During my recent study abroad trip to South Africa, our faculty adviser described the country as “a first world country and a third world country squished together.” Indeed, for much of South Africa’s history, inequality based on racial categories was legally enforced. Privileged classes benefited from the country’s productive farms and rich natural resources while non-whites were largely excluded. Although it has been thirteen years since multiracial elections under the new democratic constitution, the country remains deeply divided.
According to World Bank statistics, the country has one of the largest gaps between rich and poor of any country in the world. The official unemployment statistic – around 25% – doesn’t adequately explain the context. (As a matter of comparison, the state with the highest unemployment in the USA and generally thought to be in deep economic trouble is Michigan, with unemployment around 10%). In South Africa, the poorest communities can have official unemployment levels as high as 50% and above. In reality, most people in these communities are working: selling candy, beer, drugs, or working in a low-wage or seasonal formal sector job that pays too little to feed their families. A recent teacher’s strike raised concerns students in poor areas would be weak and half-starved after the two week strike because their families have so little money to feed them. Shantytowns are common around large cities, and poor people in rural areas often lack resources to build or maintain homes, and live in overcrowded or substandard conditions.

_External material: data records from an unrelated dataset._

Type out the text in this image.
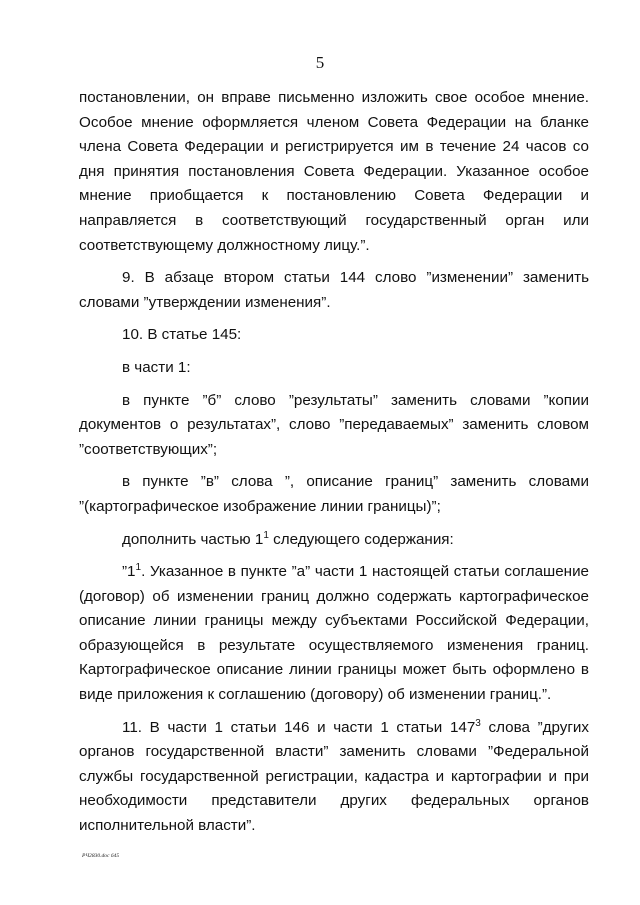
5

постановлении, он вправе письменно изложить свое особое мнение. Особое мнение оформляется членом Совета Федерации на бланке члена Совета Федерации и регистрируется им в течение 24 часов со дня принятия постановления Совета Федерации. Указанное особое мнение приобщается к постановлению Совета Федерации и направляется в соответствующий государственный орган или соответствующему должностному лицу.”.

9. В абзаце втором статьи 144 слово ”изменении” заменить словами ”утверждении изменения”.

10. В статье 145:

в части 1:

в пункте ”б” слово ”результаты” заменить словами ”копии документов о результатах”, слово ”передаваемых” заменить словом ”соответствующих”;

в пункте ”в” слова ”, описание границ” заменить словами ”(картографическое изображение линии границы)”;

дополнить частью $1^1$ следующего содержания:

$”1^1$. Указанное в пункте ”а” части 1 настоящей статьи соглашение (договор) об изменении границ должно содержать картографическое описание линии границы между субъектами Российской Федерации, образующейся в результате осуществляемого изменения границ. Картографическое описание линии границы может быть оформлено в виде приложения к соглашению (договору) об изменении границ.”.

11. В части 1 статьи 146 и части 1 статьи $147^3$ слова ”других органов государственной власти” заменить словами ”Федеральной службы государственной регистрации, кадастра и картографии и при необходимости представители других федеральных органов исполнительной власти”.

РЧ2830.doc 645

The desperate economic situation has profound social implications. Cape Town, where I studied for a month, has been struggling with high rates of AIDS/HIV infection, and has a serious crystal meth (or Tik, as it is known locally) problem. During our visit in one neighborhood anti-drug crusaders were battling drug dealers – burning their cars and marching on their houses — while police struggled to contain both the drug gangs and the vigilantes. While in general I’m skeptical of exaggerated concerns about crime, our personal experiences suggested the rates are high and concern is warranted.
The government struggling with these problems is socially progressive by world standards, and operates under a progressive constitution that mandates local municipalities “structure and manage its administration, and budgeting and planning processes to give priority to the basic needs of the community, and to promote the social and economic development of the community.” Although there has been plenty of criticisms of the government’s success implementing the ideals of the constitution, South Africa is in the unique position of having first world funding and technical expertise to tackle the country’s third world problems.